年金問題、少子高齢化など、連日のようにニュースで取り上げられています。
少子化の裏返しとして高齢者が溢れる。
「少子化をなんとかしなければ」という世の中の雰囲気とともに、高齢者に風当たりが強くなっているように思うのは私だけでしょうか。高齢者は事故率が高い。高齢者は歩くのが遅く道の真ん中で立ち止まる。話を聞かないし、クレーマーもいる。
人がこんなに長生きをしなかった時代は、高齢者は長老として敬われ大切にされていました。でも、今や、街には高齢者が溢れ、邪魔者のように扱われる。

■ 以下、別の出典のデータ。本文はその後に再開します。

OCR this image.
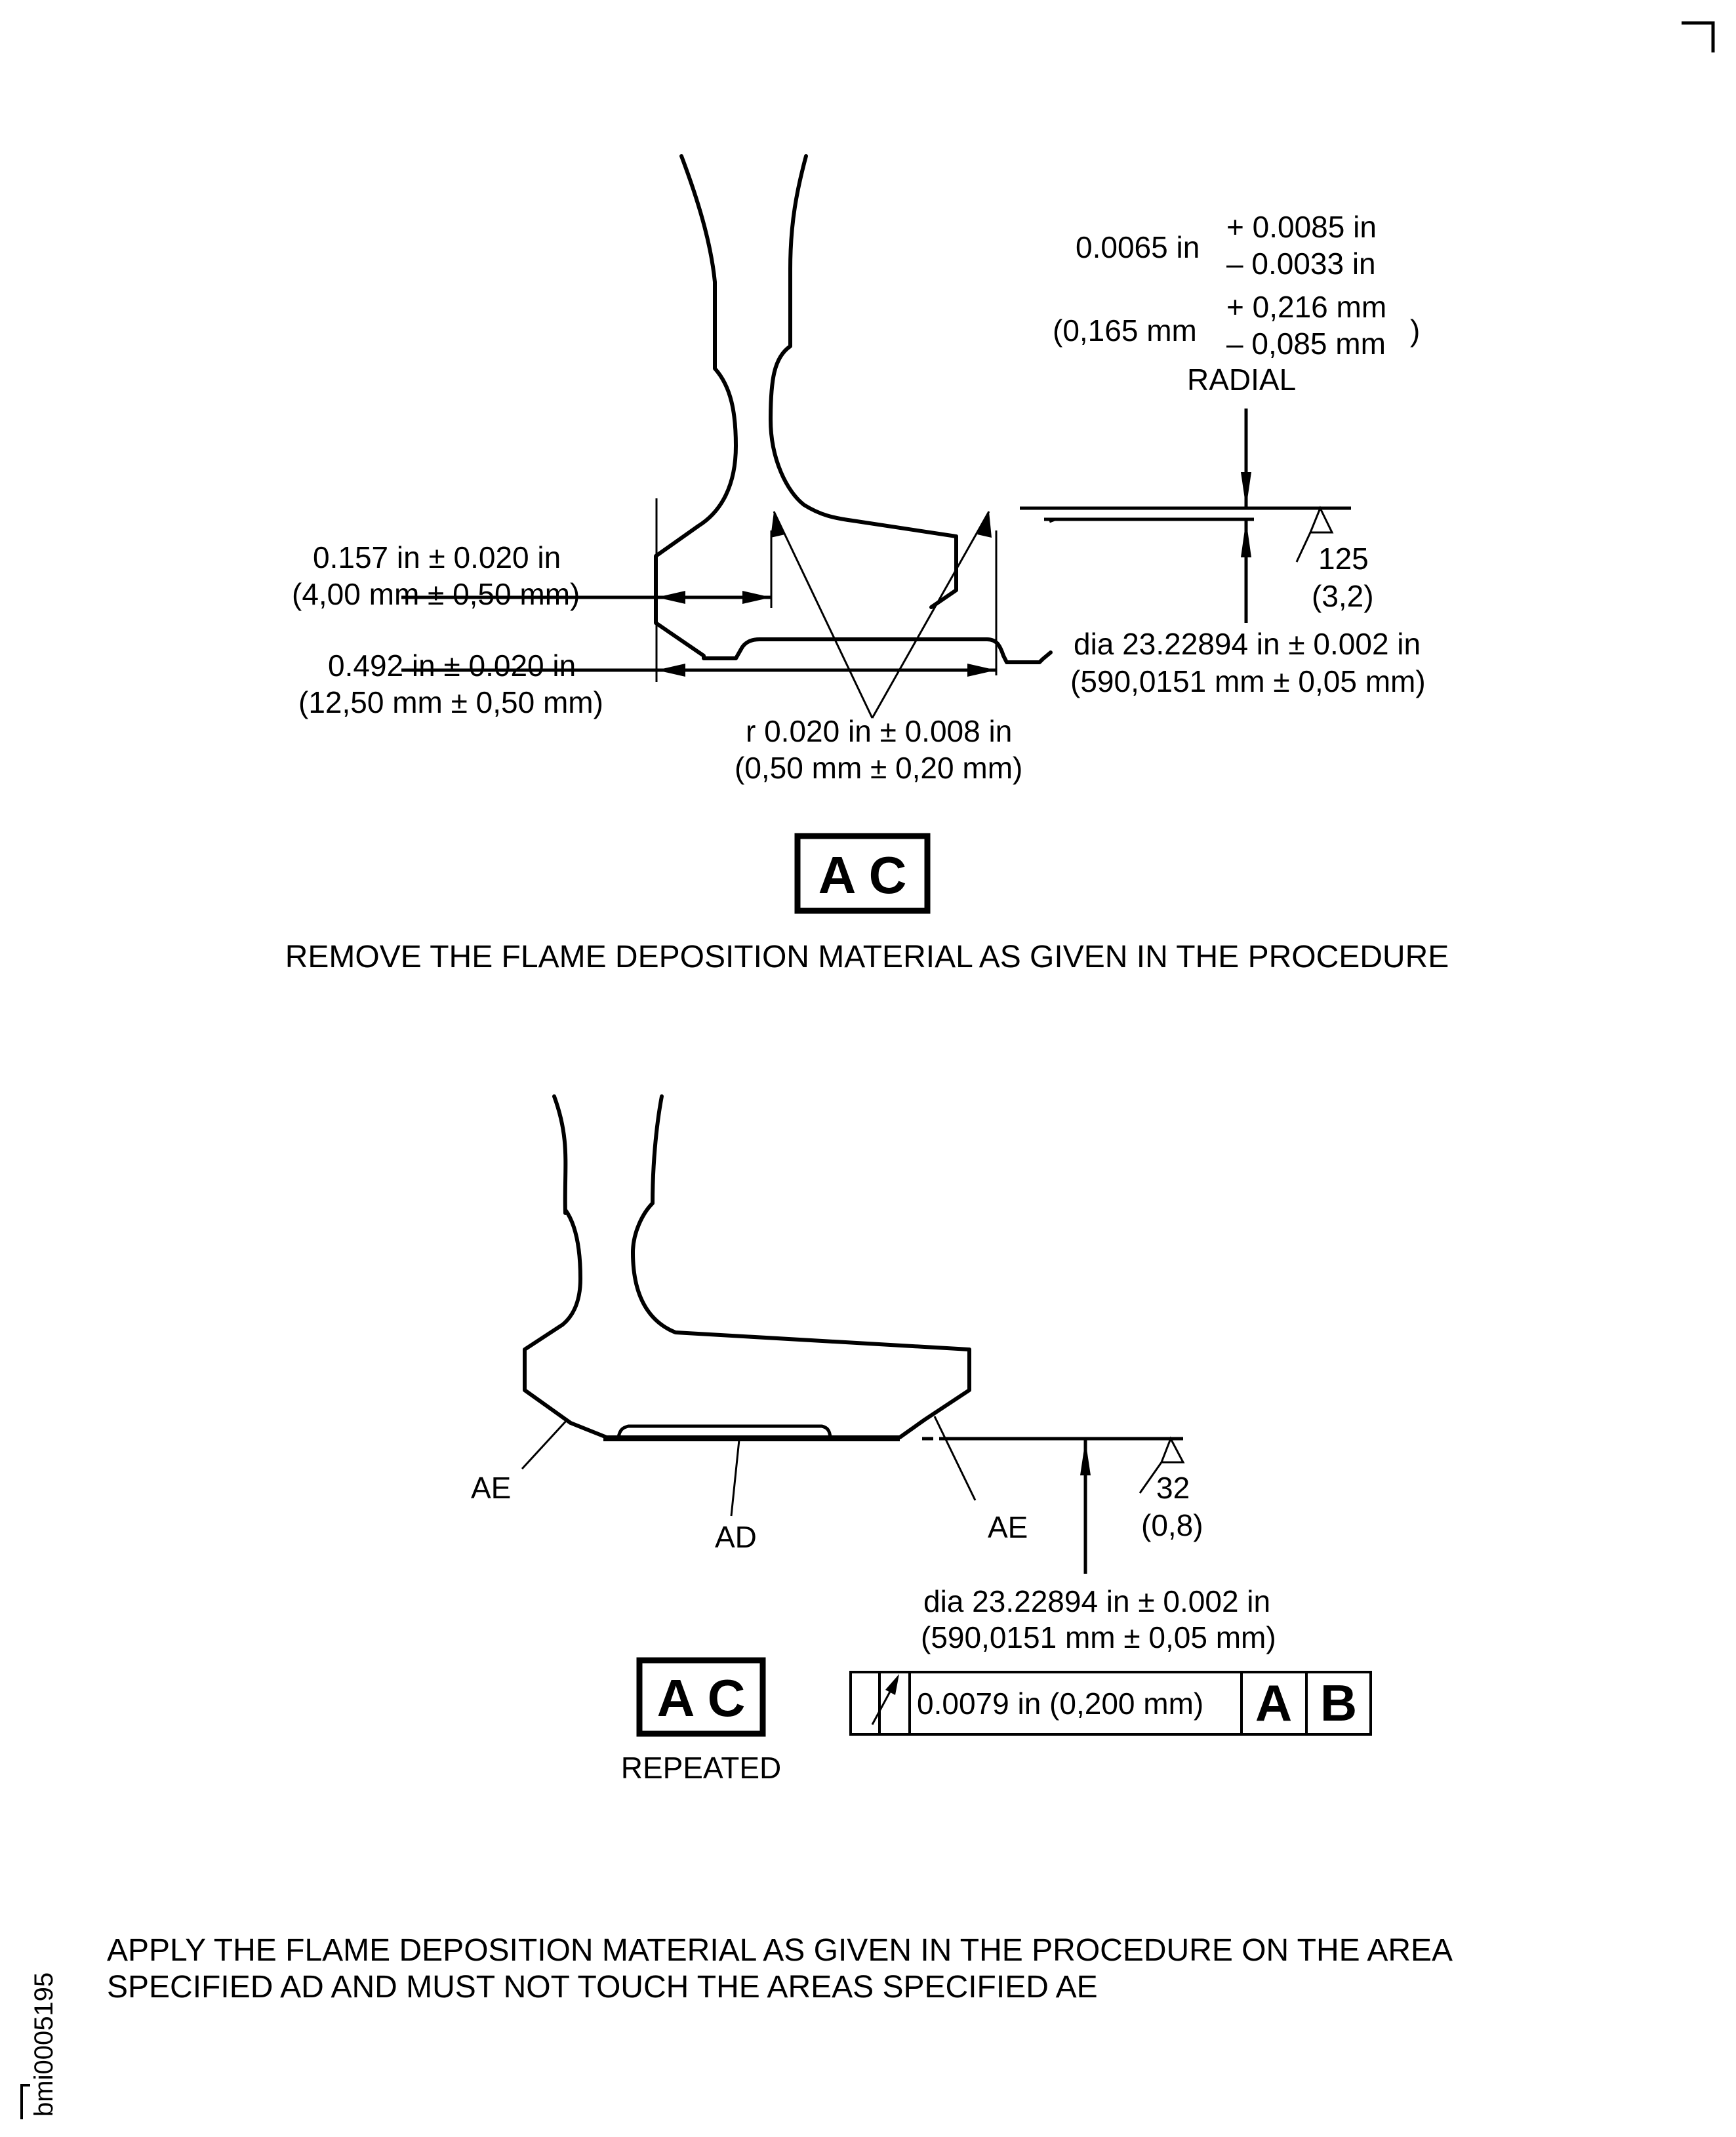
0.0065 in
+ 0.0085 in
– 0.0033 in
(0,165 mm
+ 0,216 mm
– 0,085 mm )
RADIAL
0.157 in ± 0.020 in
(4,00 mm ± 0,50 mm)
0.492 in ± 0.020 in
(12,50 mm ± 0,50 mm)
r 0.020 in ± 0.008 in
(0,50 mm ± 0,20 mm)
125
(3,2)
dia 23.22894 in ± 0.002 in
(590,0151 mm ± 0,05 mm)
A C
REMOVE THE FLAME DEPOSITION MATERIAL AS GIVEN IN THE PROCEDURE
AE
AD	AE
32
(0,8)
dia 23.22894 in ± 0.002 in
(590,0151 mm ± 0,05 mm)
0.0079 in (0,200 mm) A B
A C
REPEATED
APPLY THE FLAME DEPOSITION MATERIAL AS GIVEN IN THE PROCEDURE ON THE AREA
SPECIFIED AD AND MUST NOT TOUCH THE AREAS SPECIFIED AE
bmi0005195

そういう時代背景で「プラン75」という政策が実行されるという映画です。
倍賞美津子さん主演で、国民は75歳になると自ら生死を選択することができる法律が成立した。主人公は、まだまだ働く意欲もあり一緒に趣味を楽しむ友人もいて、前向きに人生を送っていたのですが、友人も様々な事情から去っていき、失業を契機に世の中から拒絶されていきます。
倍賞さん演じる主人公は、結局、死ぬことを選びますが、役所の担当者、心理的なサポート担当者などプラン75を支える立場の人が疑問を感じて・・・。
作品の底に流れるのは高齢者を不要とする社会の暗黙の前提です。
こんな社会になったら怖いな・・・と思いながら見ていたのですが、ふと気づきました。既に高齢者を不要と考える社会になっているのではないか。法律はないけれど、国民の心の中にプラン75があるのではないか。
正面から「高齢者は不要」とは言いません。
でも、定年延長、総活躍社会などの政策から伺われるのは、働けない高齢者は要らないという価値観のような気がします。
働くから価値があるのではなく、存在自体に価値があるということを、再認識する必要があるのではないかと思います。働く場など経済的な場面だけではなく、生きていく中での具体的な価値とは何か、考えさせられる映画でした。
ラストシーンが大きな解決を暗示しているような気がしました(とてもいいシーンだと思いました。)。